Phylogenetic relationships, gene structure analysis, and motif distributions of S. cereale bHLH proteins. (A) Phylogenetic tree was constructed using the neighbor-joining method with 1000 replicates for each node. (B) Exons and introns are indicated by yellow rectangles and grey lines, respectively. (C) Amino acid motifs in the ScbHLH proteins (1–10) are represented by colored boxes. The black lines indicate relative protein lengths
Ten conserved motifs were found by the MEME online program in these ScbHLH proteins, and the characteristic amino acid regions of ScbHLH members were arranged (Fig. 2C). The motifs 1 and 2 are widely distributed in most bHLH proteins, except in ScbHLH107, ScbHLH156, ScbHLH40, and ScbHLH71. In most members, the positions of these two motifs are very close. In general, ScbHLH proteins within the same subfamily have similar motif arrangements. For example, subfamilies 2, 3, 4, 8, and 11 contained motifs 1, 2, and 6; subfamily 3 contained motifs 2, 5, and 6; subfamily 5 contained motifs 1, 2, 3, and 5; subfamilies 16 and 17 contained motifs 4, 1, and 2. Almost all members of subfamily 7 contained motifs 7, 10, 1, 2, and 6. In addition, some motifs exist only in specific subfamilies. Motif 3 was specific to subfamilies 5, and 8; motif 9 was specific to subfamilies 3; motif 5 was specific to subfamilies 3, 4, 5, 7, and 8. Further analysis indicates that some motifs are always located at specific locations in the structures of these ScbHLHs. In subfamilies 1, 2, 3, 6, 10, 10, 12, 13, 14, and 15, motifs 1 and 2 are always distributed at the beginning of the pattern. Motif 7 is almost always positioned at the beginning of subfamilies 7 and 8; motif 4 is almost always distributed at the beginning of subfamilies 16, 17, and 18. In subfamily 3, motif 9 is almost always distributed at the end of the pattern. From the arrangement of these motifs, the motif structure of the same subfamily is similar, indicating that the protein structure of the same subgroup may be conservative, which supports the classification of phylogenetic trees.
To analyze the complex physiological processes that these genes may involve, we identified cis-acting elements in the promoter region (upstream 2000 bp) of 220 ScbHLH genes. A total of 126 cis-regulating elements have been identified (Table S3), which involve 48 different physiological functions. These cis-regulatory elements could be divided into eight categories: site binding-related, development-related, environmental stress-related, hormone responsive-related, light responsive-related, promoter-related, wound responsive-related, and other elements. Among the promoter elements of the ScbHLH genes, light-response elements accounted for the largest proportion, including 36 cis-regulatory factors. Some elements may participate in complex physiological functions, such as the P-box in the ScbHLH100 promoter, which is a gibberellin-responsive and part of a light-responsive element.
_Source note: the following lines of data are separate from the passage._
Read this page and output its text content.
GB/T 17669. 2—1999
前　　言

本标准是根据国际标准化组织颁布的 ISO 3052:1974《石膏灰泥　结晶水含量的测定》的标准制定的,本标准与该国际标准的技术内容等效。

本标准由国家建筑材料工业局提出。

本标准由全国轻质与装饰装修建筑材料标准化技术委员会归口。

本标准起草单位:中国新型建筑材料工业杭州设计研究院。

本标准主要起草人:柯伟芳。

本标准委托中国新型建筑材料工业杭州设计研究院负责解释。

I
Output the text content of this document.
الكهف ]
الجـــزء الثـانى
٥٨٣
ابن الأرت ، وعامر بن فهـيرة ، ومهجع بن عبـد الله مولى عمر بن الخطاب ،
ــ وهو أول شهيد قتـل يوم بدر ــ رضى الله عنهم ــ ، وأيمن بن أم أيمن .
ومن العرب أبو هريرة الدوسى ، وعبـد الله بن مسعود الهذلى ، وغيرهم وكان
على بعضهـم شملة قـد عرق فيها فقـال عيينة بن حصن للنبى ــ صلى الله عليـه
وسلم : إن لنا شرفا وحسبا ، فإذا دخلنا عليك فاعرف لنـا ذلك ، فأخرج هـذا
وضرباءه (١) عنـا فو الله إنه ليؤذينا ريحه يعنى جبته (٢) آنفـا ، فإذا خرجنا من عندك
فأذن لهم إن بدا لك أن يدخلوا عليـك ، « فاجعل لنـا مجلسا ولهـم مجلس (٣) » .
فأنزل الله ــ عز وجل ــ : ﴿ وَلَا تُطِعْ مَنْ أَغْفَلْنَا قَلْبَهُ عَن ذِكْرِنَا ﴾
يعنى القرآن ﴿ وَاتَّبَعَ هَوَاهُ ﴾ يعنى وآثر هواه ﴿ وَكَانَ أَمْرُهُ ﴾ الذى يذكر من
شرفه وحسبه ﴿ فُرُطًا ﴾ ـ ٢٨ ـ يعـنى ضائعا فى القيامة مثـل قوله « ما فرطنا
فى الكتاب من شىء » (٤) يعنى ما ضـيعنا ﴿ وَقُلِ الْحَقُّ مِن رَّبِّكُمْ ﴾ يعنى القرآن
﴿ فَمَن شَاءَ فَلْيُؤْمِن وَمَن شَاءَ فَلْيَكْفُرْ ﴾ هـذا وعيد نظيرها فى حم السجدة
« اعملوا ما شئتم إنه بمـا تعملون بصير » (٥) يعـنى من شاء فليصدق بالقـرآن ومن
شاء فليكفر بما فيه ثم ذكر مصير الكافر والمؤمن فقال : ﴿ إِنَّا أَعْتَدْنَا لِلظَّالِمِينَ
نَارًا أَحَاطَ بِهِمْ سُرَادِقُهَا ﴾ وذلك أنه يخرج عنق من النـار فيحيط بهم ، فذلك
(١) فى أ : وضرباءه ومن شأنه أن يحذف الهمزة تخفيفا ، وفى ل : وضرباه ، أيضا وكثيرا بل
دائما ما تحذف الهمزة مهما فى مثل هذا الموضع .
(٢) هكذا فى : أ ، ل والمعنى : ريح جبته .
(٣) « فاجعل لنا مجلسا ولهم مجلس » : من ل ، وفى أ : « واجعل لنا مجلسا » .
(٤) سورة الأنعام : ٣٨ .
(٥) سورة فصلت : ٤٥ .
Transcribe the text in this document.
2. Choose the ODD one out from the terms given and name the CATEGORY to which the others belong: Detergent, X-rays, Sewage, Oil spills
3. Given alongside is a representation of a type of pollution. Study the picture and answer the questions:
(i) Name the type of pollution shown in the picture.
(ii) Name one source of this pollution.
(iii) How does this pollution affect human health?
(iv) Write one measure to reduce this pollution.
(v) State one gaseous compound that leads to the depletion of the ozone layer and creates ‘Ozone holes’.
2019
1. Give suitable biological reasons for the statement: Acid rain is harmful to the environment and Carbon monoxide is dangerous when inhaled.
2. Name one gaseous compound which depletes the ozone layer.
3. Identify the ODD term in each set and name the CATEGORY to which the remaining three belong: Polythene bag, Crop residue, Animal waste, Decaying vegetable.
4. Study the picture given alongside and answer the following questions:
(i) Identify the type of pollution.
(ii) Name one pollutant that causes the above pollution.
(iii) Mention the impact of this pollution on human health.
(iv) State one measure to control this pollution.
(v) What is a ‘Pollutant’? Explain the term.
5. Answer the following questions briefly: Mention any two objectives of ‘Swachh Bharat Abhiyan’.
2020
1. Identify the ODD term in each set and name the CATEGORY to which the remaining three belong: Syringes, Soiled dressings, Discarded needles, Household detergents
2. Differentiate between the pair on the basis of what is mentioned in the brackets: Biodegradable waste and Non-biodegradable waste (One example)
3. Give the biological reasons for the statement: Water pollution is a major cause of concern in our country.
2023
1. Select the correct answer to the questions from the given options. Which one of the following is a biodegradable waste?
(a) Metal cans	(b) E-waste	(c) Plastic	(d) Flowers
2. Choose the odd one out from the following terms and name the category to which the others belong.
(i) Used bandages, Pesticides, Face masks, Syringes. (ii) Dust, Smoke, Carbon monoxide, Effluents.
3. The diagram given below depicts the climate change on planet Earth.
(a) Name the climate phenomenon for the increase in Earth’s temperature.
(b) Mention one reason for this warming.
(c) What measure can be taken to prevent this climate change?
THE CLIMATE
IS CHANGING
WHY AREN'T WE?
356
Five promoter-related elements (CAAT-box, TATA-box, A-box, Box II-like sequence, and 3-AF3 binding site) in the promoter region were identified in all ScbHLH genes. There were 12 hormone-responsive elements in the 213 ScbHLH genes of the S. cereale, which covered most plant hormones, including abscisic acid-responsive (ABRE, AAGAA-motif), auxin-responsive (AuxRR-core, AuxRE, and TGA-box), gibberellin-responsive (P-box, GARE-motif, and TATC-box), salicylic acid-responsive (TCA-element), and jasmonic acid-responsive elements (TGACG-motif, CGTCA-motif). In addition, cis-regulatory elements related to drought, low-temperature, salt stresses, anaerobic conditions, other defenses, and stress responses were found in ScbHLH genes. Nearly 80.45% of ScbHLH genes contained abscisic acid-responsiveness and Methyl jasmonate (MeJA) responsive elements; whereas only approximately 49.55% of bHLH genes contained gibberellin-responsive elements. Twelve cis-acting elements are involved in the expression of regulatory processes of different tissues (endosperm, meristem, leaf, root, and seed) during development in S. cereale. Therefore, the ScbHLH genes can not only participate in the development process of multiple tissues but also respond to various abiotic and wound stressed.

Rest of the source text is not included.